Тот факт, что в ущелье Голта отсутствует формальное правительство, не следует понимать как то, что Айн Рэнд считает истинным идеалом отсутствие правительства. В то время как Голт говорит Дагни, что «у нас в этой долине нет ни законов, ни правил, ни формальной организации», ущелье не предназначено для того, чтобы быть моделью для крупномасштабной общественной жизни. На практике это не пример политической философии Рэнд. Маллиган замечает, что ущелье «не является штатом... не обществом какого-либо рода», а просто «добровольное объединение людей».
Имейте в виду, что его население состоит из крайне небольшого числа тщательно отобранных жителей. В то время как Рэнд защищает правительство со строго ограниченными полномочиями, она решительно не анархистка. Она также не считает правительство неизбежным злом. Напротив, все аргументы, приводимые до сих пор, должны ясно показать, что правительство является необходимым благом. Ибо объективная правовая система является
освободителем человека и, как таковая, монументальной ценностью. Поскольку этот аспект политической философии Рэнд иногда понимается неправильно (часто людьми, заявляющими о своем согласии с ее политическими идеями), полезно дальнейшее разъяснение.

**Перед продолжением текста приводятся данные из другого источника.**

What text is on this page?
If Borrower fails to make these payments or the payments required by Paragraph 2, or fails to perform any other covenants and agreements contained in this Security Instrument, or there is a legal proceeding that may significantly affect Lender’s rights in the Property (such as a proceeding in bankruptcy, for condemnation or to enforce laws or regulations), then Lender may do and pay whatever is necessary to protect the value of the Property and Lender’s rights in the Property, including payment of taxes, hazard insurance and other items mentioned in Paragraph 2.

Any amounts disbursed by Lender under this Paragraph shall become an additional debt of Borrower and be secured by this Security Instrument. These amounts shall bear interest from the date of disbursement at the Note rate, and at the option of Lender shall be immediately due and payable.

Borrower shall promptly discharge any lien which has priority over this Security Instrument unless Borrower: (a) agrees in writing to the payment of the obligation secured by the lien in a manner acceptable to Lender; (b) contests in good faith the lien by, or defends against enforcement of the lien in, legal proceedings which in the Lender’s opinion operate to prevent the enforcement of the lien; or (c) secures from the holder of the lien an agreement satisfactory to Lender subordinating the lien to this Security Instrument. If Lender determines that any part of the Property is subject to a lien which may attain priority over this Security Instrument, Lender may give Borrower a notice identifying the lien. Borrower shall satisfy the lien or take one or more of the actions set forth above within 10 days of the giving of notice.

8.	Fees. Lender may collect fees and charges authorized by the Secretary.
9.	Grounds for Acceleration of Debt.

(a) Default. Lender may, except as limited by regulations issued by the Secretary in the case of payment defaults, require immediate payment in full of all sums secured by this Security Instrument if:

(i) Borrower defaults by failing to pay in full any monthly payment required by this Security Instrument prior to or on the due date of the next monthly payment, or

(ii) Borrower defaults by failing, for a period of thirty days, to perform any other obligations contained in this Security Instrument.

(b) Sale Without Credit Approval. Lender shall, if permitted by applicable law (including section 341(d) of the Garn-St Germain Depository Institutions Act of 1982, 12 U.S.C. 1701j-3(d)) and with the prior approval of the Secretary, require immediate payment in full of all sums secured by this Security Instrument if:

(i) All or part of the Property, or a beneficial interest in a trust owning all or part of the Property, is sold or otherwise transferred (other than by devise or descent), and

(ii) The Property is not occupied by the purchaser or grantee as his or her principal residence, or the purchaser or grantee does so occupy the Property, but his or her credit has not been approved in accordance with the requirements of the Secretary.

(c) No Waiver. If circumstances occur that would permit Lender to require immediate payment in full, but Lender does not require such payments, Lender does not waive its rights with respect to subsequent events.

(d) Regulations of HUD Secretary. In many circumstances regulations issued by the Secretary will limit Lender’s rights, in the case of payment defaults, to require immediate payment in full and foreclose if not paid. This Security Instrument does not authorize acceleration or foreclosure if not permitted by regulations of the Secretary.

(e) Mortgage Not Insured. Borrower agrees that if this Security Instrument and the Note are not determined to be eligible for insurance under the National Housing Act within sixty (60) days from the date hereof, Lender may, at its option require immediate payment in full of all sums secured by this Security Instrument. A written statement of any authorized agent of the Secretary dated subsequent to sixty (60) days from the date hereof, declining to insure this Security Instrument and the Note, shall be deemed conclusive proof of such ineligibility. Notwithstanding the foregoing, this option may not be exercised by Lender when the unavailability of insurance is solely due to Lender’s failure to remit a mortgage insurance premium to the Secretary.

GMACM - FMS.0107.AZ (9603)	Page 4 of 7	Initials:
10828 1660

Рэнд признает, что анархия – это не рецепт свободы, а правление сильнейшего. Ибо его применение равносильно полному высвобождению силы. Поскольку правительство является институтом, предназначенным для объективной защиты прав личности, отказ от правительства как такового равносилен отказу от этих прав. Вопреки частым заявлениям о правах, политика анархизма «все дозволено» подразумевает, что люди не обладают правами, которые заслуживают уважения или объективной защиты. И если индивидуумы не имеют моральных претензий к насильственному вмешательству других, то единственное, что может остановить навязывание силы, — это противодействие силе.
Анархизм обычно защищается как необходимый для того, чтобы уважать
полную свободу, чтобы люди были
полностью свободны. Его движущая сила заключается в том, что никакие кандалы, ни частные, ни общественные, не должны быть терпимы. Проблема, однако, заключается в том, что эта концепция «оков» — того, что представляет собой посягательство на индивидуальную свободу, — раскрывает субъективистскую концепцию прав, которая смешивает свободу с вседозволенностью. По правде говоря, свобода, на которую люди имеют право по праву, имеет четкую идентичность и определенные границы. Мои права защищают мою свободу действий от применения физической силы другими лицами — и точка. Права не защищают меня от нереализованных желаний.
Ничто из того, что человек хотел бы сделать, не является законным осуществлением его свободы.
Соответственно, никакое ограничение моих действий не является посягательством на мою свободу. Например, мое желание помочь вашему кошельку не сделает мой захват его невинным осуществлением моих прав. Если бы это было так, то понятие прав было бы бессмысленным, поскольку любое очевидное нарушение прав одного человека было бы просто осуществлением прав другого человека и, как таковое, не подлежало бы законным ограничениям. Ваше право на кошелек рухнет, как только другой человек попытается его схватить. С этой точки зрения ничто не может быть квалифицировано как нарушение прав. Но права, которые не могут быть нарушены, — это права, которые не могут ничего защитить. Для их соблюдения
ничего не требуется.
Последствия для правительства прямые. Если кто-то рассматривает права как лицензию делать все, что ему заблагорассудится, то у него не будет никаких оснований для признания полномочий правительства проводить в жизнь законы, провозглашающие, что определенные действия не могут быть «приняты». Без признания объективной природы прав у правительства не может быть ни действенного принципа действия, ни действенных средств для разграничения того, что индивиды должны и не должны быть свободны делать.